Abstract:Retrieval-augmented large language models (LLMs) leverage relevant content retrieved by information retrieval systems to generate correct responses, aiming to alleviate the hallucination problem. However, existing retriever-responder methods typically append relevant documents to the prompt of LLMs to perform text generation tasks without considering the interaction of fine-grained structural semantics between the retrieved documents and the LLMs. This issue is particularly important for accurate response generation as LLMs tend to ``lose in the middle'' when dealing with input prompts augmented with lengthy documents. In this work, we propose a new pipeline named ``Reinforced Retriever-Reorder-Responder'' (R$^4$) to learn document orderings for retrieval-augmented LLMs, thereby further enhancing their generation abilities while the large numbers of parameters of LLMs remain frozen. The reordering learning process is divided into two steps according to the quality of the generated responses: document order adjustment and document representation enhancement.

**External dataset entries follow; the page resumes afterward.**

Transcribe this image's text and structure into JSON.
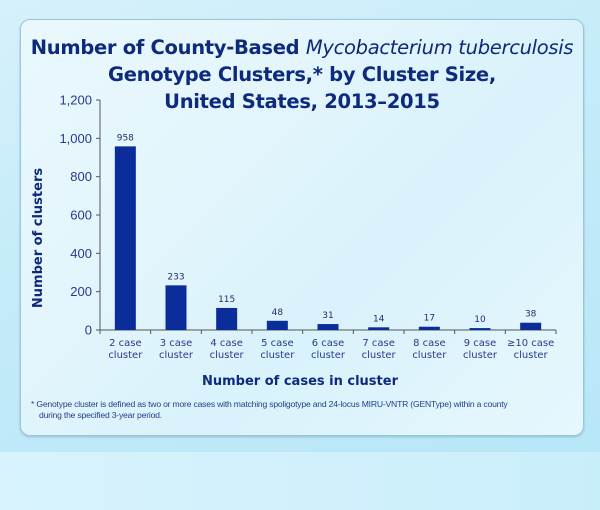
{
  "title": {
    "line1_prefix": "Number of County-Based ",
    "line1_italic": "Mycobacterium tuberculosis",
    "line2": "Genotype Clusters,* by Cluster Size,",
    "line3": "United States, 2013–2015"
  },
  "footnote": {
    "line1": "* Genotype cluster is defined as two or more cases with matching spoligotype and 24-locus MIRU-VNTR (GENType) within a county",
    "line2": "during the specified 3-year period."
  },
  "colors": {
    "bar": "#0a2d9a",
    "title": "#0d2a7c",
    "axis": "#555555",
    "tick_label": "#2a3a8a"
  },
  "chart_data": {
    "type": "bar",
    "title": "Number of County-Based Mycobacterium tuberculosis Genotype Clusters,* by Cluster Size, United States, 2013–2015",
    "xlabel": "Number of cases in cluster",
    "ylabel": "Number of clusters",
    "categories": [
      "2 case cluster",
      "3 case cluster",
      "4 case cluster",
      "5 case cluster",
      "6 case cluster",
      "7 case cluster",
      "8 case cluster",
      "9 case cluster",
      "≥10 case cluster"
    ],
    "category_lines": [
      [
        "2 case",
        "cluster"
      ],
      [
        "3 case",
        "cluster"
      ],
      [
        "4 case",
        "cluster"
      ],
      [
        "5 case",
        "cluster"
      ],
      [
        "6 case",
        "cluster"
      ],
      [
        "7 case",
        "cluster"
      ],
      [
        "8 case",
        "cluster"
      ],
      [
        "9 case",
        "cluster"
      ],
      [
        "≥10 case",
        "cluster"
      ]
    ],
    "values": [
      958,
      233,
      115,
      48,
      31,
      14,
      17,
      10,
      38
    ],
    "data_labels": [
      "958",
      "233",
      "115",
      "48",
      "31",
      "14",
      "17",
      "10",
      "38"
    ],
    "ylim": [
      0,
      1200
    ],
    "yticks": [
      0,
      200,
      400,
      600,
      800,
      1000,
      1200
    ],
    "ytick_labels": [
      "0",
      "200",
      "400",
      "600",
      "800",
      "1,000",
      "1,200"
    ],
    "grid": false,
    "legend": null
  }
}
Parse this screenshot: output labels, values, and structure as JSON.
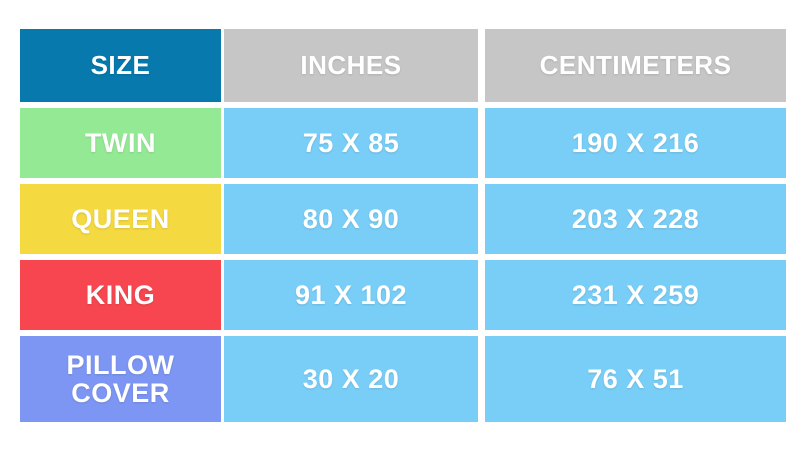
{
  "colors": {
    "background": "#ffffff",
    "header_size_bg": "#0779ad",
    "header_unit_bg": "#c6c6c6",
    "value_cell_bg": "#79cef7",
    "text": "#ffffff"
  },
  "table": {
    "headers": {
      "size": "SIZE",
      "inches": "INCHES",
      "centimeters": "CENTIMETERS"
    },
    "rows": [
      {
        "label": "TWIN",
        "inches": "75 X 85",
        "centimeters": "190 X 216",
        "label_color": "#94ea94"
      },
      {
        "label": "QUEEN",
        "inches": "80 X 90",
        "centimeters": "203 X 228",
        "label_color": "#f5d941"
      },
      {
        "label": "KING",
        "inches": "91 X 102",
        "centimeters": "231 X 259",
        "label_color": "#f7464f"
      },
      {
        "label": "PILLOW COVER",
        "inches": "30 X 20",
        "centimeters": "76 X 51",
        "label_color": "#7d96f4"
      }
    ]
  },
  "chart_data": {
    "type": "table",
    "columns": [
      "SIZE",
      "INCHES",
      "CENTIMETERS"
    ],
    "rows": [
      [
        "TWIN",
        "75 X 85",
        "190 X 216"
      ],
      [
        "QUEEN",
        "80 X 90",
        "203 X 228"
      ],
      [
        "KING",
        "91 X 102",
        "231 X 259"
      ],
      [
        "PILLOW COVER",
        "30 X 20",
        "76 X 51"
      ]
    ],
    "notes": "Bed sheet size conversion table; first column row headers are color coded (green, yellow, red, periwinkle); value cells light blue; column headers: SIZE on dark blue, INCHES and CENTIMETERS on gray."
  }
}
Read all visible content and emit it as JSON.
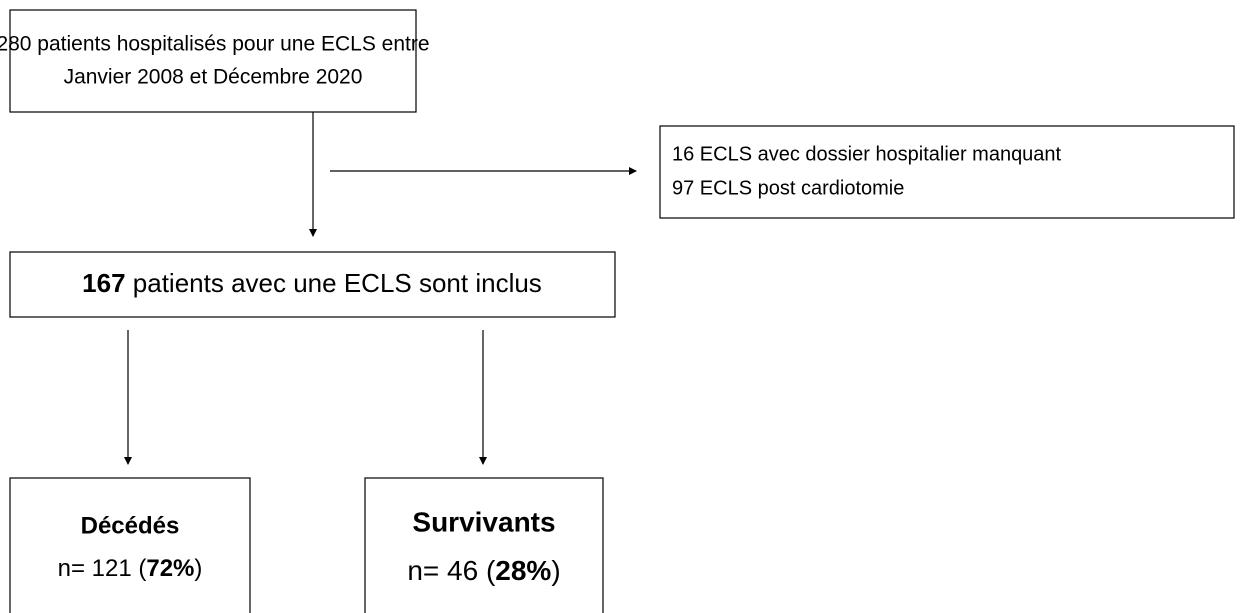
{
  "nodes": [
    {
      "lines": [
        "280 patients hospitalisés pour une ECLS entre",
        "Janvier 2008 et Décembre 2020"
      ]
    },
    {
      "lines": [
        "16 ECLS avec dossier hospitalier manquant",
        "97 ECLS post cardiotomie"
      ]
    },
    {
      "count": "167",
      "text": " patients avec une ECLS sont inclus"
    },
    {
      "label": "Décédés",
      "prefix": "n= 121 (",
      "percent": "72%",
      "suffix": ")"
    },
    {
      "label": "Survivants",
      "prefix": "n= 46 (",
      "percent": "28%",
      "suffix": ")"
    }
  ]
}
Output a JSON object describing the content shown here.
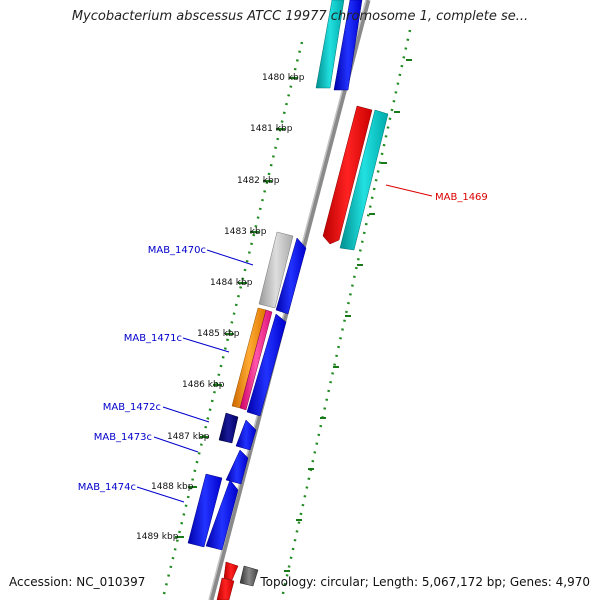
{
  "title": "Mycobacterium abscessus ATCC 19977 chromosome 1, complete se...",
  "accession": "Accession: NC_010397",
  "summary": "Topology: circular; Length: 5,067,172 bp; Genes: 4,970",
  "kbp_ticks": [
    {
      "label": "1480 kbp",
      "kbp": 1480
    },
    {
      "label": "1481 kbp",
      "kbp": 1481
    },
    {
      "label": "1482 kbp",
      "kbp": 1482
    },
    {
      "label": "1483 kbp",
      "kbp": 1483
    },
    {
      "label": "1484 kbp",
      "kbp": 1484
    },
    {
      "label": "1485 kbp",
      "kbp": 1485
    },
    {
      "label": "1486 kbp",
      "kbp": 1486
    },
    {
      "label": "1487 kbp",
      "kbp": 1487
    },
    {
      "label": "1488 kbp",
      "kbp": 1488
    },
    {
      "label": "1489 kbp",
      "kbp": 1489
    }
  ],
  "gene_labels": {
    "mab_1469": "MAB_1469",
    "mab_1470c": "MAB_1470c",
    "mab_1471c": "MAB_1471c",
    "mab_1472c": "MAB_1472c",
    "mab_1473c": "MAB_1473c",
    "mab_1474c": "MAB_1474c"
  },
  "colors": {
    "backbone": "#8a8a8a",
    "forward_gene": "#ff0000",
    "reverse_gene": "#0000ff",
    "rna": "#00cccc",
    "grey_feature": "#bbbbbb",
    "orange_feature": "#ff8c00",
    "pink_feature": "#ff1493",
    "dark_navy": "#00007a",
    "tick_dots": "#228b22",
    "label_forward": "#dd0000",
    "label_reverse": "#0000cc"
  }
}
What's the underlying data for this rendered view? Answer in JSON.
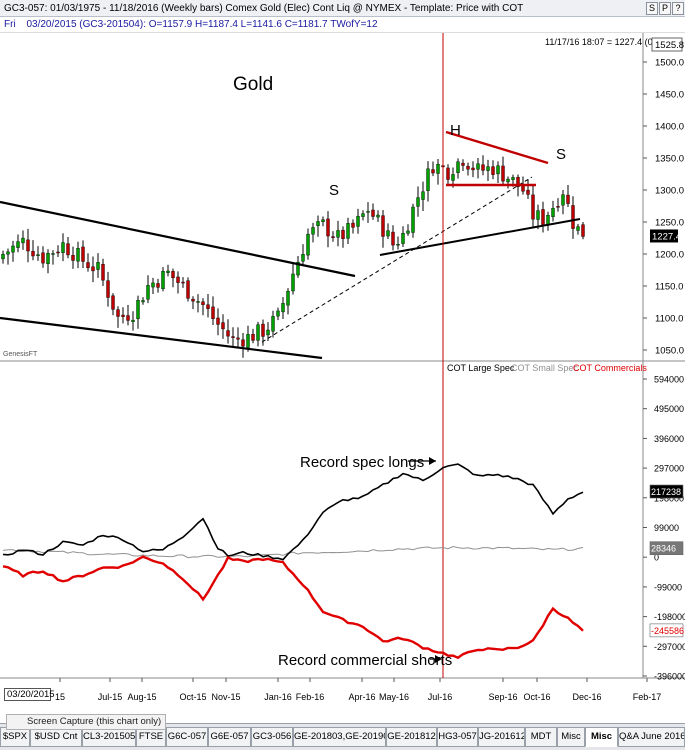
{
  "window": {
    "title": "GC3-057:  01/03/1975 - 11/18/2016  (Weekly bars)   Comex Gold (Elec) Cont Liq @ NYMEX  -  Template: Price with COT",
    "buttons": [
      "S",
      "P",
      "?"
    ]
  },
  "infobar": {
    "day": "Fri",
    "values": "03/20/2015 (GC3-201504):  O=1157.9  H=1187.4  L=1141.6  C=1181.7  TWofY=12"
  },
  "price_panel": {
    "header_stamp": "11/17/16 18:07 = 1227.4 (0.0)",
    "top_box": "1525.8",
    "last_price_box": "1227.4",
    "watermark": "GenesisFT",
    "annotations": {
      "title": "Gold",
      "head": "H",
      "left_shoulder": "S",
      "right_shoulder": "S"
    }
  },
  "cot_panel": {
    "legend": {
      "large": "COT Large Spec",
      "small": "COT Small Spec",
      "commercials": "COT Commercials"
    },
    "annotations": {
      "spec_longs": "Record spec longs",
      "comm_shorts": "Record commercial shorts"
    },
    "value_boxes": {
      "large": "217238",
      "small": "28346",
      "commercials": "-245586"
    }
  },
  "bottom": {
    "date_box": "03/20/2015",
    "screen_capture": "Screen Capture (this chart only)",
    "tabs": [
      "$SPX",
      "$USD Cnt",
      "CL3-201505",
      "FTSE",
      "G6C-057",
      "G6E-057",
      "GC3-056",
      "GE-201803,GE-201909",
      "GE-201812",
      "HG3-057",
      "JG-201612",
      "MDT",
      "Misc",
      "Misc",
      "Q&A June 2016"
    ],
    "active_tab": "Misc"
  },
  "colors": {
    "candle_up": "#00a000",
    "candle_down": "#c00000",
    "commercials": "#e00000",
    "small_spec": "#909090",
    "large_spec": "#000000",
    "marker_line": "#c00000",
    "label_blue": "#1a1aa0"
  },
  "chart_data": [
    {
      "type": "candlestick",
      "title": "Gold",
      "x_ticks": [
        "15",
        "Jul-15",
        "Aug-15",
        "Oct-15",
        "Nov-15",
        "Jan-16",
        "Feb-16",
        "Apr-16",
        "May-16",
        "Jul-16",
        "Sep-16",
        "Oct-16",
        "Dec-16",
        "Feb-17"
      ],
      "y_ticks": [
        1500,
        1450,
        1400,
        1350,
        1300,
        1250,
        1200,
        1150,
        1100,
        1050
      ],
      "ylim": [
        1040,
        1520
      ],
      "close_path": [
        [
          0,
          1200
        ],
        [
          4,
          1220
        ],
        [
          8,
          1195
        ],
        [
          12,
          1215
        ],
        [
          16,
          1190
        ],
        [
          19,
          1175
        ],
        [
          21,
          1140
        ],
        [
          23,
          1100
        ],
        [
          26,
          1110
        ],
        [
          29,
          1150
        ],
        [
          33,
          1170
        ],
        [
          36,
          1150
        ],
        [
          40,
          1120
        ],
        [
          43,
          1090
        ],
        [
          46,
          1065
        ],
        [
          49,
          1070
        ],
        [
          52,
          1080
        ],
        [
          55,
          1100
        ],
        [
          58,
          1170
        ],
        [
          61,
          1230
        ],
        [
          64,
          1245
        ],
        [
          67,
          1225
        ],
        [
          70,
          1240
        ],
        [
          73,
          1270
        ],
        [
          76,
          1240
        ],
        [
          78,
          1215
        ],
        [
          80,
          1230
        ],
        [
          83,
          1290
        ],
        [
          86,
          1340
        ],
        [
          89,
          1330
        ],
        [
          92,
          1350
        ],
        [
          95,
          1330
        ],
        [
          98,
          1335
        ],
        [
          101,
          1320
        ],
        [
          104,
          1300
        ],
        [
          106,
          1260
        ],
        [
          108,
          1255
        ],
        [
          110,
          1275
        ],
        [
          112,
          1300
        ],
        [
          114,
          1250
        ],
        [
          116,
          1227
        ]
      ],
      "last": 1227.4
    },
    {
      "type": "line",
      "series": [
        {
          "name": "COT Large Spec",
          "key": "large",
          "last": 217238
        },
        {
          "name": "COT Small Spec",
          "key": "small",
          "last": 28346
        },
        {
          "name": "COT Commercials",
          "key": "commercials",
          "last": -245586
        }
      ],
      "y_ticks": [
        594000,
        495000,
        396000,
        297000,
        198000,
        99000,
        0,
        -99000,
        -198000,
        -297000,
        -396000
      ],
      "ylim": [
        -400000,
        600000
      ],
      "large_path": [
        [
          0,
          5000
        ],
        [
          4,
          25000
        ],
        [
          8,
          10000
        ],
        [
          12,
          50000
        ],
        [
          16,
          40000
        ],
        [
          20,
          75000
        ],
        [
          24,
          60000
        ],
        [
          28,
          20000
        ],
        [
          32,
          25000
        ],
        [
          36,
          70000
        ],
        [
          40,
          130000
        ],
        [
          43,
          30000
        ],
        [
          45,
          5000
        ],
        [
          48,
          15000
        ],
        [
          52,
          5000
        ],
        [
          56,
          -5000
        ],
        [
          60,
          55000
        ],
        [
          64,
          150000
        ],
        [
          68,
          190000
        ],
        [
          72,
          200000
        ],
        [
          76,
          240000
        ],
        [
          80,
          280000
        ],
        [
          84,
          255000
        ],
        [
          88,
          300000
        ],
        [
          91,
          308000
        ],
        [
          95,
          270000
        ],
        [
          99,
          275000
        ],
        [
          103,
          260000
        ],
        [
          106,
          240000
        ],
        [
          110,
          145000
        ],
        [
          113,
          195000
        ],
        [
          116,
          217238
        ]
      ],
      "small_path": [
        [
          0,
          25000
        ],
        [
          10,
          18000
        ],
        [
          20,
          10000
        ],
        [
          30,
          5000
        ],
        [
          40,
          2000
        ],
        [
          50,
          3000
        ],
        [
          60,
          15000
        ],
        [
          70,
          20000
        ],
        [
          80,
          28000
        ],
        [
          90,
          32000
        ],
        [
          100,
          30000
        ],
        [
          110,
          25000
        ],
        [
          116,
          28346
        ]
      ],
      "comm_path": [
        [
          0,
          -30000
        ],
        [
          4,
          -60000
        ],
        [
          8,
          -45000
        ],
        [
          12,
          -80000
        ],
        [
          16,
          -60000
        ],
        [
          20,
          -35000
        ],
        [
          24,
          -30000
        ],
        [
          28,
          0
        ],
        [
          32,
          -20000
        ],
        [
          36,
          -70000
        ],
        [
          40,
          -140000
        ],
        [
          43,
          -60000
        ],
        [
          45,
          -5000
        ],
        [
          48,
          -15000
        ],
        [
          52,
          -5000
        ],
        [
          56,
          -20000
        ],
        [
          60,
          -90000
        ],
        [
          64,
          -180000
        ],
        [
          68,
          -210000
        ],
        [
          72,
          -230000
        ],
        [
          76,
          -280000
        ],
        [
          80,
          -270000
        ],
        [
          84,
          -300000
        ],
        [
          88,
          -320000
        ],
        [
          91,
          -335000
        ],
        [
          95,
          -305000
        ],
        [
          99,
          -310000
        ],
        [
          103,
          -300000
        ],
        [
          106,
          -280000
        ],
        [
          110,
          -170000
        ],
        [
          113,
          -205000
        ],
        [
          116,
          -245586
        ]
      ]
    }
  ]
}
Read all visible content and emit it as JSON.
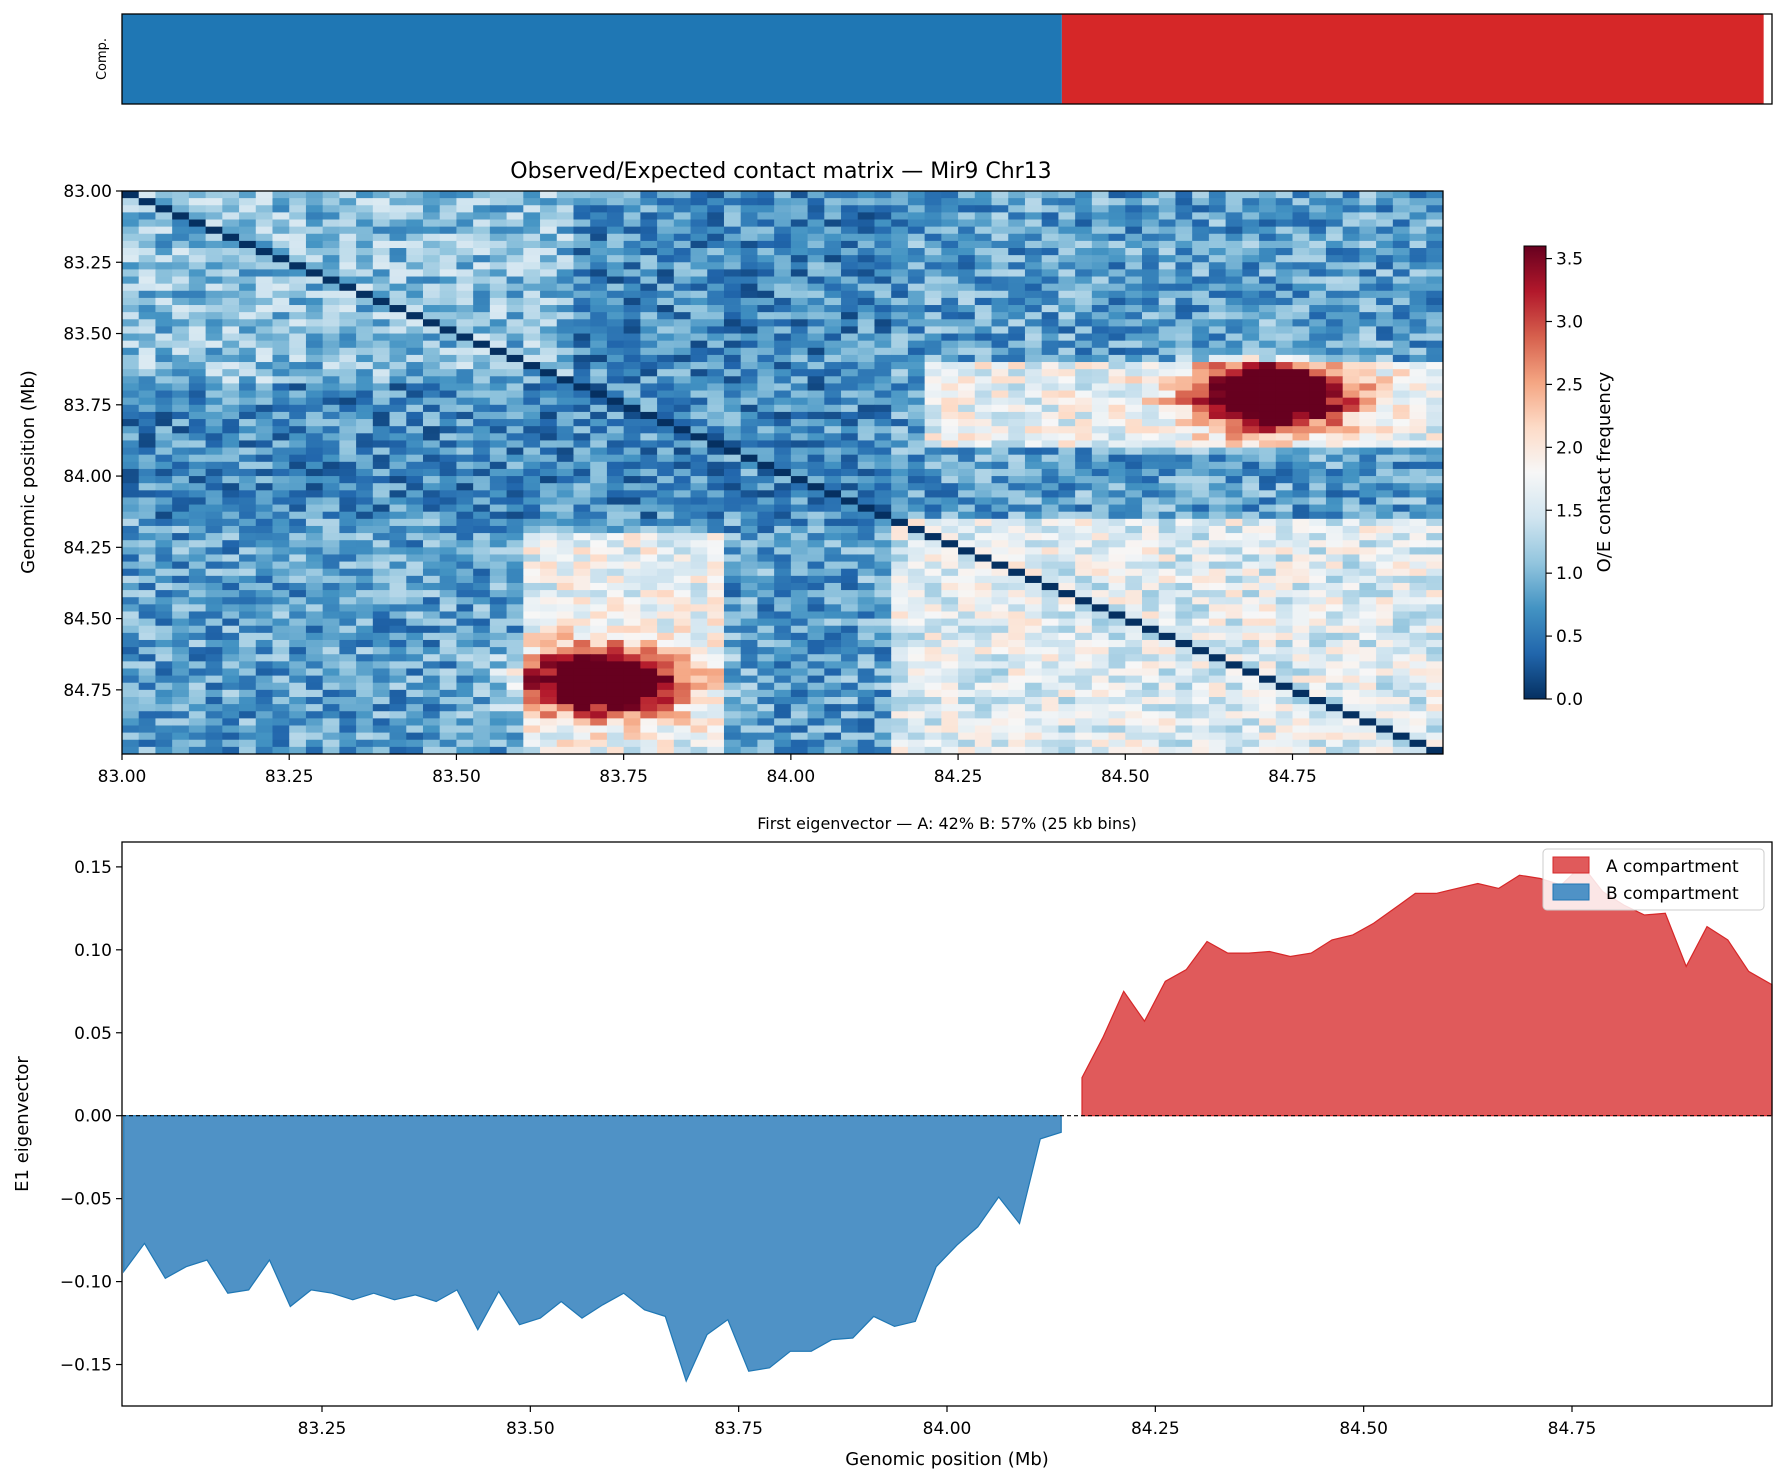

Specifically, document order adjustment aims to organize retrieved document orderings into beginning, middle, and end positions based on graph attention learning, which maximizes the reinforced reward of response quality. Document representation enhancement further refines the representations of retrieved documents for responses of poor quality via document-level gradient adversarial learning. Extensive experiments demonstrate that our proposed pipeline achieves better factual question-answering performance on knowledge-intensive tasks compared to strong baselines across various public datasets. The source codes and trained models will be released upon paper acceptance.